Deshalb: Vorschläge, Ansprüche, Forderungen

* Es darf nicht nur die Aufgabe der Betroffenen sein destruktives Redeverhalten zu benennen und zu ändern, sondern auch die Aufgabe Aller!
* Konstruktive Gespräche mit einem gegenseitigen Aufeinandereingehen
* Wissen gemeinsam erweitern ohne so zu tun als ob mensch sowieso schon alles weiß
* Alle (aber vor allem Cis-Männer) sollten sich überlegen wann sie, was, wo und wie lange sagen. Gegebenfalls sich auch mal in Diskussionen zurückstellen und anderen Raum lassen
* Moderator*innen können vor Plenas und Vorträgen auf strukturelle Herrschaftsverhältnisse aufmerksam machen und bei Vorfällen reagieren.
* Quotierte Redelisten & und Erstredner*innenliste für strukturell benachteiligte Menschen

Passt aufeinander auf! Hier sollen sich alle wohlfühlen können! Total Liberation!

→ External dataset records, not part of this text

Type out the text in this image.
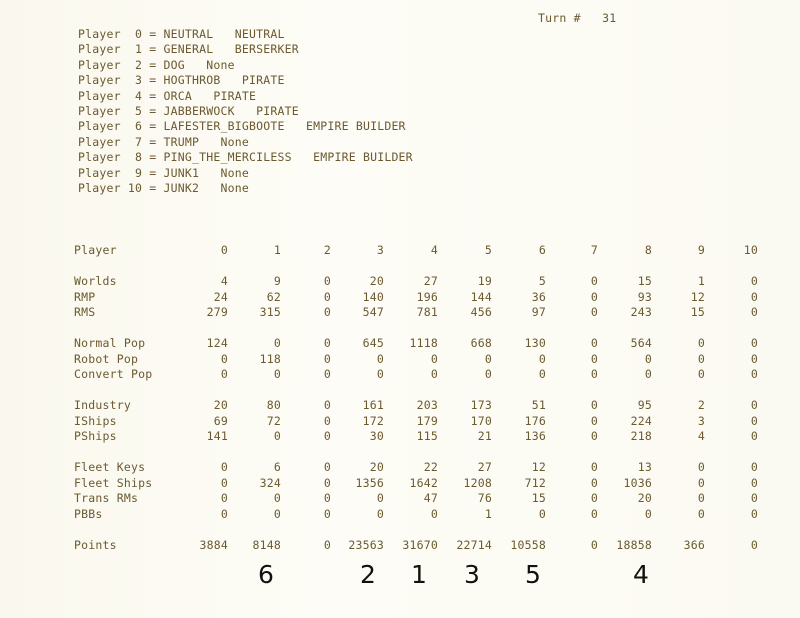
Turn # 31
Player  0 = NEUTRAL   NEUTRAL
Player  1 = GENERAL   BERSERKER
Player  2 = DOG   None
Player  3 = HOGTHROB   PIRATE
Player  4 = ORCA   PIRATE
Player  5 = JABBERWOCK   PIRATE
Player  6 = LAFESTER_BIGBOOTE   EMPIRE BUILDER
Player  7 = TRUMP   None
Player  8 = PING_THE_MERCILESS   EMPIRE BUILDER
Player  9 = JUNK1   None
Player 10 = JUNK2   None
Player	0	1	2	3	4	5	6	7	8	9	10

Worlds	4	9	0	20	27	19	5	0	15	1	0
RMP	24	62	0	140	196	144	36	0	93	12	0
RMS	279	315	0	547	781	456	97	0	243	15	0

Normal Pop	124	0	0	645	1118	668	130	0	564	0	0
Robot Pop	0	118	0	0	0	0	0	0	0	0	0
Convert Pop	0	0	0	0	0	0	0	0	0	0	0

Industry	20	80	0	161	203	173	51	0	95	2	0
IShips	69	72	0	172	179	170	176	0	224	3	0
PShips	141	0	0	30	115	21	136	0	218	4	0

Fleet Keys	0	6	0	20	22	27	12	0	13	0	0
Fleet Ships	0	324	0	1356	1642	1208	712	0	1036	0	0
Trans RMs	0	0	0	0	47	76	15	0	20	0	0
PBBs	0	0	0	0	0	1	0	0	0	0	0

Points	3884	8148	0	23563	31670	22714	10558	0	18858	366	0
6	2 1 3 5	4
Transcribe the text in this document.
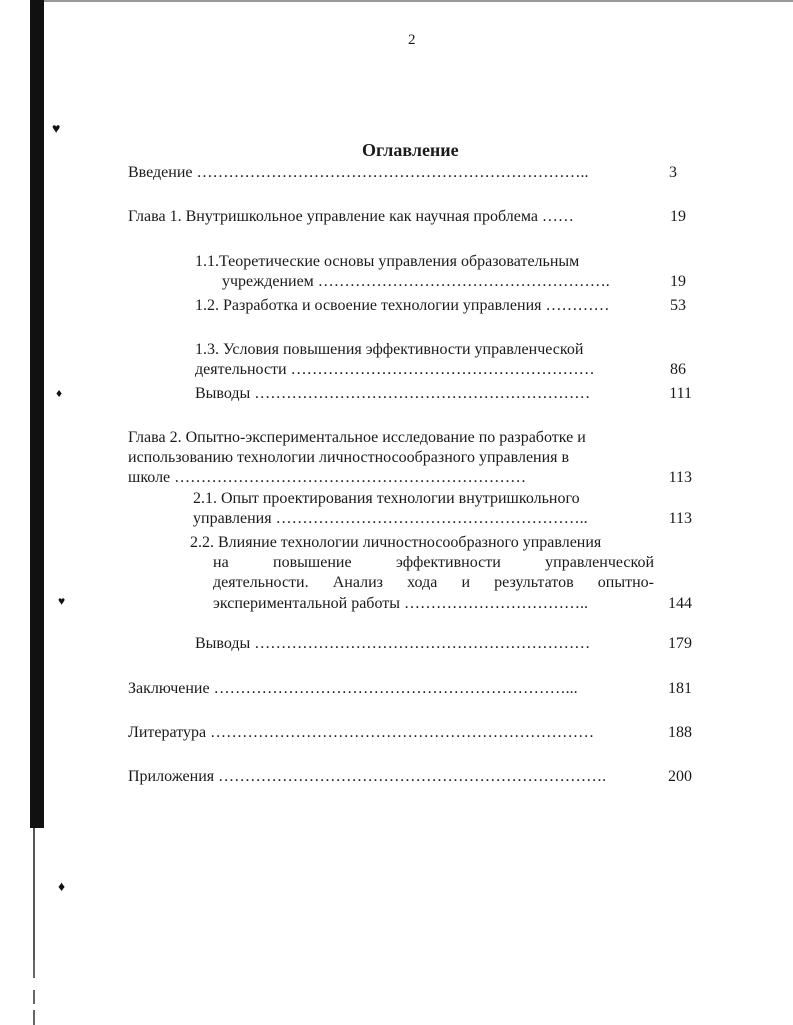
♥
♦
♥
♦
2
Оглавление
Введение ………………………………………………………………..	3
Глава 1. Внутришкольное управление как научная проблема ……	19
1.1.Теоретические основы управления образовательным
учреждением ……………………………………………….	19
1.2. Разработка и освоение технологии управления …………	53
1.3. Условия повышения эффективности управленческой
деятельности …………………………………………………	86
Выводы ………………………………………………………	111
Глава 2. Опытно-экспериментальное исследование по разработке и
использованию технологии личностносообразного управления в
школе …………………………………………………………	113
2.1. Опыт проектирования технологии внутришкольного
управления …………………………………………………..	113
2.2. Влияние технологии личностносообразного управления
на повышение эффективности управленческой
деятельности. Анализ хода и результатов опытно-
экспериментальной работы ……………………………..	144
Выводы ………………………………………………………	179
Заключение …………………………………………………………...	181
Литература ………………………………………………………………	188
Приложения ……………………………………………………………….	200
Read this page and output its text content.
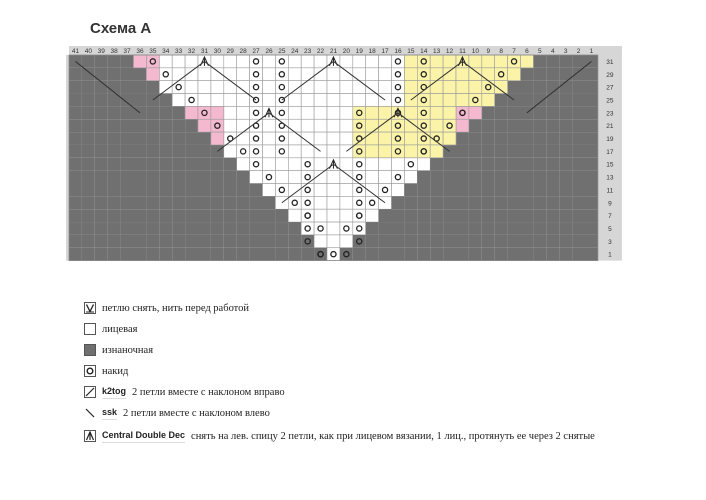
Схема А
41 40 39 38 37 36 35 34 33 32 31 30 29 28 27 26 25 24 23 22 21 20 19 18 17 16 15 14 13 12 11 10 9 8 7 6 5 4 3 2 1
31
29
27
25
23
21
19
17
15
13
11
9
7
5
3
1
петлю снять, нить перед работой
лицевая
изнаночная
накид
k2tog 2 петли вместе с наклоном вправо
ssk 2 петли вместе с наклоном влево
Central Double Dec снять на лев. спицу 2 петли, как при лицевом вязании, 1 лиц., протянуть ее через 2 снятые
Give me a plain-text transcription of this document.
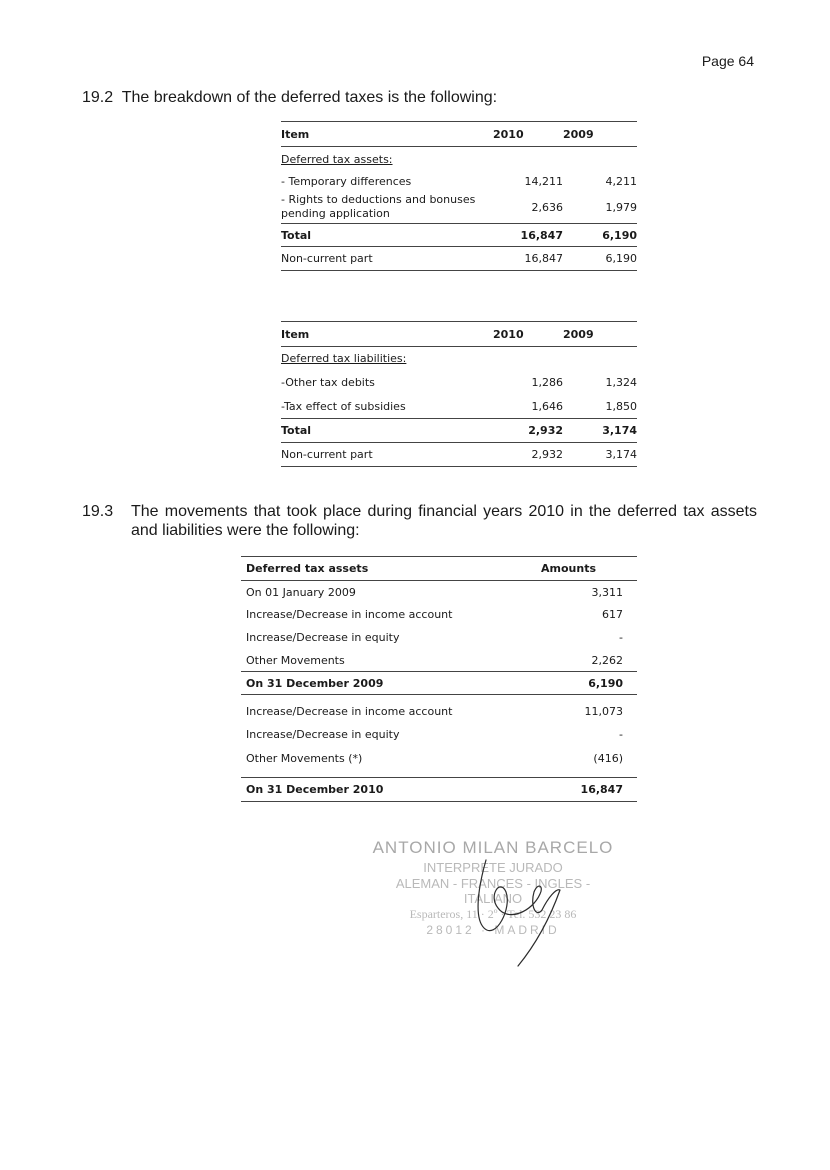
Page 64
19.2 The breakdown of the deferred taxes is the following:
Item	2010	2009
Deferred tax assets:		
- Temporary differences	14,211	4,211
- Rights to deductions and bonuses pending application	2,636	1,979
Total	16,847	6,190
Non-current part	16,847	6,190
Item	2010	2009
Deferred tax liabilities:		
-Other tax debits	1,286	1,324
-Tax effect of subsidies	1,646	1,850
Total	2,932	3,174
Non-current part	2,932	3,174
19.3 The movements that took place during financial years 2010 in the deferred tax assets and liabilities were the following:
Deferred tax assets	Amounts
On 01 January 2009	3,311
Increase/Decrease in income account	617
Increase/Decrease in equity	-
Other Movements	2,262
On 31 December 2009	6,190
Increase/Decrease in income account	11,073
Increase/Decrease in equity	-
Other Movements (*)	(416)

On 31 December 2010	16,847
ANTONIO MILAN BARCELO
INTERPRETE JURADO
ALEMAN - FRANCES - INGLES - ITALIANO
Esparteros, 11 · 2º · Tel. 532 23 86
28012 · MADRID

1 Bezeichnet alle, denen von Geburt an das Geschlecht „männlich“
zugeschrieben wurde und die sich damit identifizieren.
2 FLTI* ist die Abkürzung für Frauen/Lesben/Trans*/Inter* und eine
Gruppenbezeichnung für Menschen, die negativ von Sexismus betroffen sind.
Als Trans* bezeichnen sich verschiedene Identitäten die sich nicht, oder
nicht ganz mit dem bei der Geburt zugeordneten Geschlecht identifizieren.
Inter* ist eine Selbstbezeichnung von Menschen die wegen ihrer Anatomie
und/oder Chromosomen und/oder Hormonen nicht eindeutig dem weiblichen
oder dem männlichen Geschlecht zugeordnet werden.
3 Rassismus bringt nicht nur (strukturelle) Diskriminierung mit sich,
sondern auch eine (strukturelle) Privilegierung von Weißen. Mit der
Benennung von weiß sollen Selbstverständlichkeiten sichtbar gemacht
werden, die sonst als unsichtbare Norm im Alltag wirken. In Deutschland
ist vor allem die Gleichsetzung von weiß=deutsch virulent. In diesem
Zusammenhang ist auch die Frage nach „Woher kommst du eigentlich?“ zu
begreifen, wenn Menschen nicht den „typischen“ Merkmalen von „den
Deutschen“ entsprechen (also Hautfarbe, Haarfarbe, Religiösität). Jedes
Wissen über Weißsein geht aus dem (Überlebens-)Wissen von PoC hervor.